His legs began to tremble. The two of them were in a slightly awkward position — she was still sitting, he was standing beside her. In a way his nervousness felt akin to falling asleep; suddenly he saw a different landscape, a different planet, one on which everything was unreal, with the exception of Marita.
“Why?”
“Because I wanted to see you.”
He bore the weight of that silence for a second, gathering his strength, and thought, Now I’ll tell her everything . And then, immediately afterward, Tell her. . what ? Marita didn’t seem surprised by the news, but nor did she seem indifferent. It was impossible to know what was going on inside her head.
“Did your aunt die?”
“Yeah, she died in the end.”
“Poor thing.”
And then more silence, which Marita broke.

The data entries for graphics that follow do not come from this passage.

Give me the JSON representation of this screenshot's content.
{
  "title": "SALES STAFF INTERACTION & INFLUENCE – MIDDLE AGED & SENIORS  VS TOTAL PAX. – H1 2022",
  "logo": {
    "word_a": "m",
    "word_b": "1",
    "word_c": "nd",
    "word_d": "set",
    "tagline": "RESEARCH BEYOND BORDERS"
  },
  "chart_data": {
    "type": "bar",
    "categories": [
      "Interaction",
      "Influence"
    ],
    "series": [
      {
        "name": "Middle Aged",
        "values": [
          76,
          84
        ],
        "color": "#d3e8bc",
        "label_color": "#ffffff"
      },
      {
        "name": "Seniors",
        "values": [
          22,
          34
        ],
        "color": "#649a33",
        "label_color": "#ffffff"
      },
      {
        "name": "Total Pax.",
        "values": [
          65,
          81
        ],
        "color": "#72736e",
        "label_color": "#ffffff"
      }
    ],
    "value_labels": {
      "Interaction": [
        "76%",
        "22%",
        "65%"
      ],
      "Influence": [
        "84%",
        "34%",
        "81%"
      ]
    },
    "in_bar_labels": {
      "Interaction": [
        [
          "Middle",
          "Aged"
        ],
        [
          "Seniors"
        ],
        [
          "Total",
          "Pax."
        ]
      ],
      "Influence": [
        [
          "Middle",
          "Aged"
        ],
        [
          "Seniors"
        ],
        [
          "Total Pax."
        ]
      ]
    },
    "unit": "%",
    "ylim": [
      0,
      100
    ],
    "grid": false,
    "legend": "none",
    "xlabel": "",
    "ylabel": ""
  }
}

“Frani’s not here. She left town.”
“I didn’t come for Frani, I came to see you.”
“Me?”
“Yeah, about what happened this summer.”
“Oh, that.”
And the oddest thing — it was as though she were suddenly disappointed, or ashamed, about something. Not something to do with him, but herself. He got the sense that she had resigned herself, and that that was normal behavior for her, part of her character, as if she simply took certain events and meticulously wrapped them in brown paper and then deposited them on shelves in something like a basement.
“But you didn’t do anything.”
He thought he was going to cry. He clenched his jaw as hard as he could; he’d have liked to break his teeth. And after a silence, Marita insisted.
“You didn’t hurt me.”
Her intellect seemed to be racing through an enormous space at dizzying speed, and he thought that adapting to her, to Marita, must be like adapting to that motionless speed, like a gyroscope’s. She began twisting the handles on the plastic bags, glancing at the supermarket entrance. She’d hung her head, and since he was still standing, he couldn’t see her face. Marita’s shoulders were tense and burly, her spine slightly curved. He placed a hand on her shoulder, and she leaned forward. To him it was like a punishment for her to do that. But then she immediately stood, leaping up all at once, and made for a woman just emerging from the supermarket with several shopping bags, a woman who looked to be about forty.